News & Events

Brittany Kiel

Posted on February 17, 2016

When

Date - February 17, 2016
1:00 pm


What

Ph.D. Literature Seminar – 751
Title: “Investigating a Novel Pathway for the Biosynthesis of Polyketide β-Branching and the Dual Function of PksJ Encoded by the PksX Cluster Isolated from Bacillus subtilis.”

Abstract:

Bacillaene is a polyene antibiotic that belongs to the Gram positive Bacillaceae family and is biosynthesized by a unique hybrid of polyketide and nonribosomal peptide synthase. By isolating 5 important genes from the PksX cluster that act systematically in its synthesis, researchers have come up with a new pathway for polyketide synthesis in microorganisms that has previously been uncharacterized. A team led by Chrisopher Calderone was able to assign functional roles to the proteins AcpK, PksC, PksL (a double thiolation domain), PksF, PksG, PksH, and PksI through the combination of biochemical and mass spectrometric techniques. This work highlights the ability of mass spectrometry to elucidate the functions of single biosynthetic enzymes. Because of this, researchers were able to discover a mechanism that explains how single-carbon β-branches can be inserted into polyketide-like structures.
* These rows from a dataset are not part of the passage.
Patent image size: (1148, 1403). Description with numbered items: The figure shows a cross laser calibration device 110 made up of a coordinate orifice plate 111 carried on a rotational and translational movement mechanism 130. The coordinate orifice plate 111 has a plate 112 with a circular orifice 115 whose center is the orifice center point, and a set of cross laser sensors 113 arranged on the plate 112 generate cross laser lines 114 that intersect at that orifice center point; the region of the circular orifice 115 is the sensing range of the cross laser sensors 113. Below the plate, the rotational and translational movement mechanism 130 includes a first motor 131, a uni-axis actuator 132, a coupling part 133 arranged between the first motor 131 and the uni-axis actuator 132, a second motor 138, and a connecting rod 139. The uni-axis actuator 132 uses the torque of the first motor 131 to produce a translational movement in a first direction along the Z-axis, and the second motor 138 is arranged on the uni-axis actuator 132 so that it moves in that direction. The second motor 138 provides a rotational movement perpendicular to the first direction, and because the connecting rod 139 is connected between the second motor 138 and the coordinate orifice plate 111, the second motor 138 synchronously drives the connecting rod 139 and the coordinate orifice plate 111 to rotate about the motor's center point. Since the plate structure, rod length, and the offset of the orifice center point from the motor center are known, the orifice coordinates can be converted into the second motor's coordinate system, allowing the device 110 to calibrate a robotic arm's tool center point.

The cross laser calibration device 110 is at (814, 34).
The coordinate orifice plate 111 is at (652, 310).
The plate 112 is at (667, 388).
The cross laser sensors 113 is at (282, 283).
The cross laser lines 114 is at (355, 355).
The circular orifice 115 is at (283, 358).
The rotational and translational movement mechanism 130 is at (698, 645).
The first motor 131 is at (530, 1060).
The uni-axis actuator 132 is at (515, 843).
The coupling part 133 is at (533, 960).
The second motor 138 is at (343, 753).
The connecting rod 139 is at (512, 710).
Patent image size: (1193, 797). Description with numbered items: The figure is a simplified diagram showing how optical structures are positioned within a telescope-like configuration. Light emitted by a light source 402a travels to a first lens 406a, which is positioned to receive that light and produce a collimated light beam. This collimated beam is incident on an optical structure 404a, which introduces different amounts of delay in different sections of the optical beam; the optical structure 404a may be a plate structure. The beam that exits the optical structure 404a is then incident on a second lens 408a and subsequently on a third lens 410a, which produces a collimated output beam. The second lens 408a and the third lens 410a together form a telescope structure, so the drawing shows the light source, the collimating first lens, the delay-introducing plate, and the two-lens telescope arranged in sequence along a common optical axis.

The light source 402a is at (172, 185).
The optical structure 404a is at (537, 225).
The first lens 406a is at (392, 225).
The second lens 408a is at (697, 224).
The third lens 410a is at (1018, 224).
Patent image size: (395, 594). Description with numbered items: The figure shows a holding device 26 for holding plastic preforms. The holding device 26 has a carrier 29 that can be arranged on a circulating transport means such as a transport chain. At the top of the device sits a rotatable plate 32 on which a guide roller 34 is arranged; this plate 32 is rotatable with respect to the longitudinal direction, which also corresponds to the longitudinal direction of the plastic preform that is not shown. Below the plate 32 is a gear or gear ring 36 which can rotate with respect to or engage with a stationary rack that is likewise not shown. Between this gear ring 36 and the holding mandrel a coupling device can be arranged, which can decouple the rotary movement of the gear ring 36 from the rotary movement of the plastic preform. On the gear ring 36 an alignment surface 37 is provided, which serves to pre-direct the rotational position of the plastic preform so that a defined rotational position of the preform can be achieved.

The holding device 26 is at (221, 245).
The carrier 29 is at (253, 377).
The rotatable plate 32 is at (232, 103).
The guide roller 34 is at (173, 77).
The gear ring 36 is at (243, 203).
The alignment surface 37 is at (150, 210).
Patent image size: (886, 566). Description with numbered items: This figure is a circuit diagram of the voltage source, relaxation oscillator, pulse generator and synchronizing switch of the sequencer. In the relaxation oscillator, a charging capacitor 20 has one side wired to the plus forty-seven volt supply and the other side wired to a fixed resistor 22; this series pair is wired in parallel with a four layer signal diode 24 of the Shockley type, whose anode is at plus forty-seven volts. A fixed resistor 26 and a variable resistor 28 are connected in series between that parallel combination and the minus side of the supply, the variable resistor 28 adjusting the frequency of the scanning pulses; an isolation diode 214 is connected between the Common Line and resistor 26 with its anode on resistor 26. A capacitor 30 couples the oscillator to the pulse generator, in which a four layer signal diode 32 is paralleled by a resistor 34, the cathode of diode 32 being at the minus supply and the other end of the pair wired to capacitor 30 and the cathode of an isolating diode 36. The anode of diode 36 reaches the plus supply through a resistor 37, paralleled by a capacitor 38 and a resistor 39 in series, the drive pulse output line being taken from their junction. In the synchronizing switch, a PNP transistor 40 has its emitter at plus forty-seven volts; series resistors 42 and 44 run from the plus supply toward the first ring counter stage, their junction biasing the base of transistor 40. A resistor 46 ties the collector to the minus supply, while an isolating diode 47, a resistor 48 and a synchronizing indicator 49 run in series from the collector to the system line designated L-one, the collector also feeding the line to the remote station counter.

Dihydrobacillaene is the initial product of the PksX cluster and is converted to bacillaene in the penultimate step of its synthesis before being released as a linear compound. Previous work has shown the dihydrobacillaene assembly line to be an abundant source of unusual biochemistry. Little precedent existed for α-hydroxyacyl units in PKS/NRPs until Calderone investigated further, finding that dihydrobacillaene/bacillaene possessed a unique dual-function ketoreductase domain. This domain is found in PksJ and acts as a canonical β-KR and a noncanonical α-KR dictating the structures of the intermediates found on its double thiolation domain.

Calderone’s focal point of both papers features strange chemistry occurring at double thiolation domains. His work contributed to the understanding of new chemistry that had previously been unknown, and opened up the gate for further research into the capabilities of double thiolation domains.